Le secteur du luxe, en perpétuelle quête d’identité s’est également lancé depuis longtemps dans cet exercice promotionnel. Ainsi Chanel a développé un partenariat avec l’architecte Zaha Hadid en lui confiant tout d’abord, en 2008 la réalisation d’un pavillon d’exposition itinérant, puis en l’associant directement avec Karl Lagerfeld pour créer les décors aquatiques du défilé Printemps-Eté 2012. Bruno Pavlovsky (président des activités mode chez Chanel) a définit ce travail comme « Un nouveau type de communication, qui, dénué de toute contrainte commerciale, valorise la marque autour de la créativité […] ». Les marques utilisent donc la visibilité engendrée par ces bâtiments hors normes à l’instar de campagnes publicitaires.
Pas encore sorti de terre et pourtant déjà médiatisé, la restructuration du site Biennois de Swatch Group a été confiée au célèbre architecte japonais Shigeru Ban.
Le site accueillera trois lieux d’exposition pour présenter les créations de Swatch et d’Omega ainsi qu’une manufacture ouverte au public. Ce type de démarche favorise les relations avec les autorités locales qui voient dans cette attractivité des retombées économiques pour toute une région.
Autre exemple de taille, à Weil-am-Rhein (Allemagne), le « campus » de la célèbre marque de mobilier contemporain Vitra est à lui seul un musée de l’architecture et se visite d’ailleurs comme tel.
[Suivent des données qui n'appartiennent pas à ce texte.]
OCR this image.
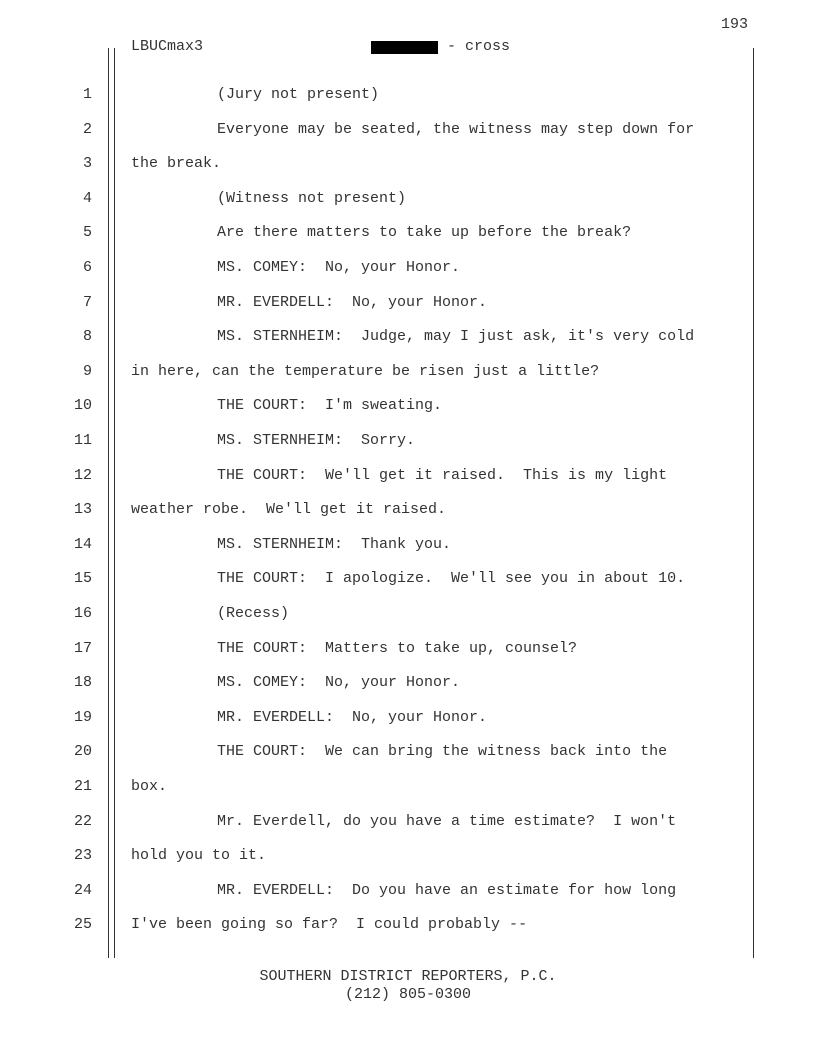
193
LBUCmax3	- cross
1	(Jury not present)
2	Everyone may be seated, the witness may step down for
3	the break.
4	(Witness not present)
5	Are there matters to take up before the break?
6	MS. COMEY:  No, your Honor.
7	MR. EVERDELL:  No, your Honor.
8	MS. STERNHEIM:  Judge, may I just ask, it's very cold
9	in here, can the temperature be risen just a little?
10	THE COURT:  I'm sweating.
11	MS. STERNHEIM:  Sorry.
12	THE COURT:  We'll get it raised.  This is my light
13	weather robe.  We'll get it raised.
14	MS. STERNHEIM:  Thank you.
15	THE COURT:  I apologize.  We'll see you in about 10.
16	(Recess)
17	THE COURT:  Matters to take up, counsel?
18	MS. COMEY:  No, your Honor.
19	MR. EVERDELL:  No, your Honor.
20	THE COURT:  We can bring the witness back into the
21	box.
22	Mr. Everdell, do you have a time estimate?  I won't
23	hold you to it.
24	MR. EVERDELL:  Do you have an estimate for how long
25	I've been going so far?  I could probably --
SOUTHERN DISTRICT REPORTERS, P.C.
(212) 805-0300
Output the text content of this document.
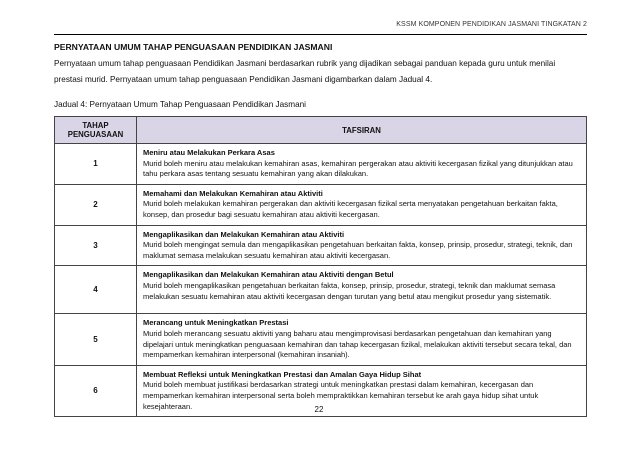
KSSM KOMPONEN PENDIDIKAN JASMANI TINGKATAN 2
PERNYATAAN UMUM TAHAP PENGUASAAN PENDIDIKAN JASMANI
Pernyataan umum tahap penguasaan Pendidikan Jasmani berdasarkan rubrik yang dijadikan sebagai panduan kepada guru untuk menilai
prestasi murid. Pernyataan umum tahap penguasaan Pendidikan Jasmani digambarkan dalam Jadual 4.
Jadual 4: Pernyataan Umum Tahap Penguasaan Pendidikan Jasmani
TAHAP
PENGUASAAN	TAFSIRAN
1	Meniru atau Melakukan Perkara Asas
Murid boleh meniru atau melakukan kemahiran asas, kemahiran pergerakan atau aktiviti kecergasan fizikal yang ditunjukkan atau tahu perkara asas tentang sesuatu kemahiran yang akan dilakukan.

2	Memahami dan Melakukan Kemahiran atau Aktiviti
Murid boleh melakukan kemahiran pergerakan dan aktiviti kecergasan fizikal serta menyatakan pengetahuan berkaitan fakta, konsep, dan prosedur bagi sesuatu kemahiran atau aktiviti kecergasan.

3	Mengaplikasikan dan Melakukan Kemahiran atau Aktiviti
Murid boleh mengingat semula dan mengaplikasikan pengetahuan berkaitan fakta, konsep, prinsip, prosedur, strategi, teknik, dan maklumat semasa melakukan sesuatu kemahiran atau aktiviti kecergasan.

4	Mengaplikasikan dan Melakukan Kemahiran atau Aktiviti dengan Betul
Murid boleh mengaplikasikan pengetahuan berkaitan fakta, konsep, prinsip, prosedur, strategi, teknik dan maklumat semasa melakukan sesuatu kemahiran atau aktiviti kecergasan dengan turutan yang betul atau mengikut prosedur yang sistematik.

5	Merancang untuk Meningkatkan Prestasi
Murid boleh merancang sesuatu aktiviti yang baharu atau mengimprovisasi berdasarkan pengetahuan dan kemahiran yang dipelajari untuk meningkatkan penguasaan kemahiran dan tahap kecergasan fizikal, melakukan aktiviti tersebut secara tekal, dan mempamerkan kemahiran interpersonal (kemahiran insaniah).

6	Membuat Refleksi untuk Meningkatkan Prestasi dan Amalan Gaya Hidup Sihat
Murid boleh membuat justifikasi berdasarkan strategi untuk meningkatkan prestasi dalam kemahiran, kecergasan dan mempamerkan kemahiran interpersonal serta boleh mempraktikkan kemahiran tersebut ke arah gaya hidup sihat untuk kesejahteraan.	22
Le guide vous expliquera que le musée est une réalisation de Frank Gehry (1989), que le centre de conférence est le travail de Tadao Ando (1993), que la caserne des pompiers est une œuvre de l’architecte Zaha Hadid (1993) tandis que l’usine fût réalisée par Alvaro Siza (1994), alors que la sculpturale et emblématique Vitrahaus est le travail du bureau balois Herzog & de Meuron (2010) et que la dernière réalisation en date, l’atelier de production est une réalisation de Kazuyo Sejima-SANAA (2012). Tous ces architectes, lauréats du Prix Pritzker, considéré comme étant le Prix Nobel d’architecture, ont été réunis en un même lieu, au service de la communication d’un géant du Design.
Les musées, les banques, les grandes marques de couture ou d’horlogerie, démontrent chaque jour leur intérêt pour la création architecturale. Aujourd’hui, ce n’est plus seulement l’apanage de marques emblématiques que de vouloir se démarquer au moyen du design et de l’architecture. Chaque individu revendique son droit à exprimer sa personnalité. L’architecture tend à s’éloigner des solutions globales standardisées. Elle renoue en quelque sorte avec ses origines vernaculaires en répondant par un savoir-faire de qualité à un problème particulier, pour un individu, dans un endroit donné, tout en répondant aux attentes de la société.